Owen is 7 months. Lately he's been doing many things that remind me of our earliest days, and I love it. He still makes a fist with his thumb under his index finger. Sometimes he still curls his toes under his feet. He still crosses his ankles, and it's possibly the cutest little mannerism. He watches intently as we do anything in front of him. A couple of times recently he even held his leg up in the air for a little bit. I get so focused on how fast he is growing that I forget we've only had him for such a short time. Each time he shows one of his earliest mannerisms, I'm reminded that it actually wasn't that long ago, and I like to sit with that feeling and enjoy it for a bit.

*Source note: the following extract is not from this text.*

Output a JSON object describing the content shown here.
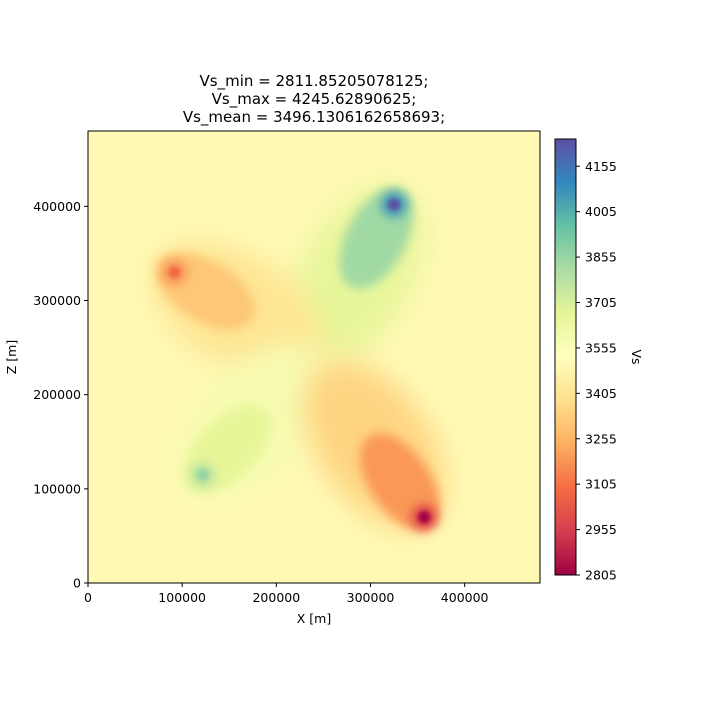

He's in size 3 diapers and mostly 3-6 month clothing. He's sleeping well and eating well, and he is working on cutting some more teeth. He drools like it's his job. He loves basically everything, but mostly just looking around and observing everything. He loves riding in the car and seeing out the window, and he his favorite thing to do is pull my hair. He reaches for it from far away. He reaches for everything he sees, actually, and I've almost dropped him several times because he is ridiculously determined. He hates snuggling. He won't do it. He's never really done it, but it was possible to force it a little bit. Not anymore. I didn't realize how not-snuggly he was until I held several of my friends' babies recently. Every single one of them immediately melted in my arms and laid their heads on my chests. Owen did that one time. One time. And I took pictures. It was a big deal. ha! My mom has always said that's the way I was, and I now understand why that is something she remembers: it's sad. I'll have happy Owen in my arms, but when I try to make him nuzzle in, he gets upset. It's a little bit funny; he is too interested in his surroundings to have time for that. He also hates the nosefrieda. If I recorded his screaming, you would think I was setting him on fire. Same goes for brushing his teeth, although that's hit or miss. Some days he loves it, some days he hates it. He has learned to use his arms to push mine away from him, and I'm not strong enough to physically handle him a lot of the time. He's strong. He always has been! We have always speculated about his personality, but right now I'd say he's quite the determined fireball. He's so sweet, too. And freakin' cute. He smiles all the time, and I'm curious to know how much of that is innate and how much of that is learned because his mama has a case of the smileys, too.
I love him. Ryan and I both love him. I'd be leaving out something important if I didn't include that Ryan is seriously Owen's favorite human on earth. I'm ok with it; I think he's a great person to favor. :) Owen is so fun--such a gift--and I'm proud that he is my son.